In an organizational process, the management has many aspects to consider for a workplace to be harmonious and successful. One of these things that should not be left unattended is any presence of conflict. Conflict happens when individuals or groups do not meet their needs and when they do not find satisfaction to their own wants or self-interest.
Conflict can be internal when the conflict is only within the individual; it is external if it is between two or more individuals or between groups. Some people are not aware of the need and react negatively toward the situation unconsciously. Some people know what they want and would work hard at achieving such goal even to the point of going through conflict.
Situations that are triggered by fear, force, sense of fairness, and funds create conflict. In any type of circumstance, even in a workplace or organization, conflict is inevitable. When there are differences in background and orientations among employees in working toward a goal, conflict arises.
It is the differences of many aspects such as values, attitudes, needs, expectations, viewpoints, and personalities that cause conflict in an organization. But despite the inevitability of conflict, it can be minimized and even resolved when properly dealt with.
Reasons Why Conflict Develops
Organizational or workplace conflict is rooted from poor communication, weak leadership, change in leadership, dissatisfaction with management style, and seeking power. For example, when an employee demands for work recognition such as an increase in compensation or a promotion, this scenario may cause conflict when the person’s interest is not acknowledged. This is a good example of conflict that is developed because of poor management style.
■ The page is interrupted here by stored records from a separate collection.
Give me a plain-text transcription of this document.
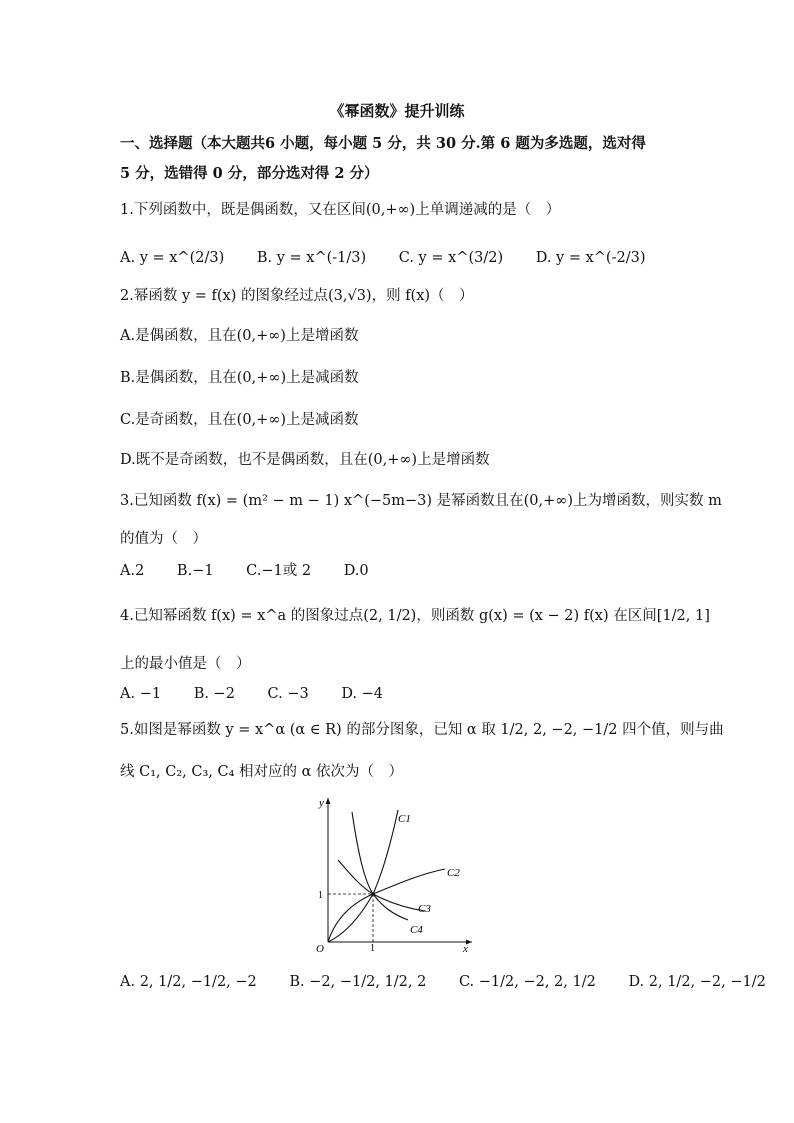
《幂函数》提升训练
一、选择题（本大题共6 小题，每小题 5 分，共 30 分.第 6 题为多选题，选对得
5 分，选错得 0 分，部分选对得 2 分）
1.下列函数中，既是偶函数，又在区间(0,+∞)上单调递减的是（　）
A. y = x^(2/3) B. y = x^(-1/3) C. y = x^(3/2) D. y = x^(-2/3)
2.幂函数 y = f(x) 的图象经过点(3,√3)，则 f(x)（　）
A.是偶函数，且在(0,+∞)上是增函数
B.是偶函数，且在(0,+∞)上是减函数
C.是奇函数，且在(0,+∞)上是减函数
D.既不是奇函数，也不是偶函数，且在(0,+∞)上是增函数
3.已知函数 f(x) = (m² − m − 1) x^(−5m−3) 是幂函数且在(0,+∞)上为增函数，则实数 m
的值为（　）
A.2 B.−1 C.−1或 2 D.0
4.已知幂函数 f(x) = x^a 的图象过点(2, 1/2)，则函数 g(x) = (x − 2) f(x) 在区间[1/2, 1]
上的最小值是（　）
A. −1 B. −2 C. −3 D. −4
5.如图是幂函数 y = x^α (α ∈ R) 的部分图象，已知 α 取 1/2, 2, −2, −1/2 四个值，则与曲
线 C₁, C₂, C₃, C₄ 相对应的 α 依次为（　）
y
x
O	1
1
C1
C2
C3
C4
A. 2, 1/2, −1/2, −2 B. −2, −1/2, 1/2, 2 C. −1/2, −2, 2, 1/2 D. 2, 1/2, −2, −1/2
Disagreement is a common reason for conflict. People disagree on many things such as contrasting opinions on a certain subject matter because we all have our own beliefs and principles. Even emotional differences cause conflict. When it comes to decisions, even management pushes on individual proposals.
Elements of Conflict
There are 3 elements involved in an organizational conflict: power, organizational demands, and self-worth. These components must be aptly matched through important organizational processes and decisions to resolve a conflict.
Power is the individual’s capacities and means in getting a goal done. This element uses personal influence, information, and time. Managers and those in the higher management make good use of power to resolve conflict, making the members cooperate toward reaching a unanimous decision. But when not used properly, power can also develop conflict.
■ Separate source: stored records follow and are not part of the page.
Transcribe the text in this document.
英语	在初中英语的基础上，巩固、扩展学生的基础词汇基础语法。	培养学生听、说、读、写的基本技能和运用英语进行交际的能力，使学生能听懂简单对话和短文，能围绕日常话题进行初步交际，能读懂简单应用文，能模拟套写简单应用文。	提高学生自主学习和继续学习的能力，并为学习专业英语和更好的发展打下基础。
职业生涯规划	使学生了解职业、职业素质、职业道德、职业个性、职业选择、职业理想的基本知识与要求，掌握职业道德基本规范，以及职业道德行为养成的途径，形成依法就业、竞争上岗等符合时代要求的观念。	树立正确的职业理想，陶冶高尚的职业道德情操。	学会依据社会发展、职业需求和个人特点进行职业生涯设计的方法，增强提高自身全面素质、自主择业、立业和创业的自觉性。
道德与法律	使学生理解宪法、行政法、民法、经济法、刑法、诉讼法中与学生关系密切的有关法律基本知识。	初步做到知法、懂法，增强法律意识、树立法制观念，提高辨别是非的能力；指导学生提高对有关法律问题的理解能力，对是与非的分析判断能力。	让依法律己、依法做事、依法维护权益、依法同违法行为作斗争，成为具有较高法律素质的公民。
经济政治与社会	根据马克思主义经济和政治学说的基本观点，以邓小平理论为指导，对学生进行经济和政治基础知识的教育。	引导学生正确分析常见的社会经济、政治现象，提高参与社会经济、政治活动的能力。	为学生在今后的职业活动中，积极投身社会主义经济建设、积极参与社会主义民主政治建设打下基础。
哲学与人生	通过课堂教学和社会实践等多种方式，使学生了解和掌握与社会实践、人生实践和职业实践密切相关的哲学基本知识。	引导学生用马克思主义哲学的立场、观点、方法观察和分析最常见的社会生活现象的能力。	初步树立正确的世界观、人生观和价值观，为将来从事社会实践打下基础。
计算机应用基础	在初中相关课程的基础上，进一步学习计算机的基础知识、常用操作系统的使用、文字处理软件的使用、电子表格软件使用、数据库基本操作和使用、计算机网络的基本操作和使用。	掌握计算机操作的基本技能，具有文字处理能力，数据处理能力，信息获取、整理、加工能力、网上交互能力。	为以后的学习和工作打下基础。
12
Organizational demands pertain to the expectations of a working individual regarding the job performance. There are employees who tend to have very high expectations of the company for them which can be rather impractical and difficult for the organization to provide. When these are not met, the person becomes disappointed and dismayed, leading him to cause conflict through constant disputes and protests on the processes.
Self-worth is the individual’s self-esteem or value for oneself. When you work for a particular organization, you always want to show that you can perform and deliver. An employee wants to be rewarded and properly compensated for the kind of performance that is shown. If this is not acknowledged, the person may feel unappreciated for the efforts shown. The feeling of loss of self-worth may arise in conflict.
Effects of Conflict
The existence of conflict in an organization may have both positive and negative results on the people involved and the general situation. The outcome depends on how conflict was handled and dealt with by the people involved.
When conflict is efficiently managed, it can diffuse more serious conflicts. An example of this would be when two groups are in a disagreement over a certain process, they can be grouped into smaller groups and let the sub-groups do brainstorming, so a larger dispute will be dispersed and varying opinions will be considered.
Conflict also stimulates a search for new information and tightens or increases unity and performance in a group. An individual or a group’s ability to use power or conflict management skill will also be measured.
On the other hand, the existence of conflict may cause a delay in formulating decisions or resolution especially if it is not managed well. Although it increases group cohesion, it still becomes a hindrance in the smooth flow of carrying out the job.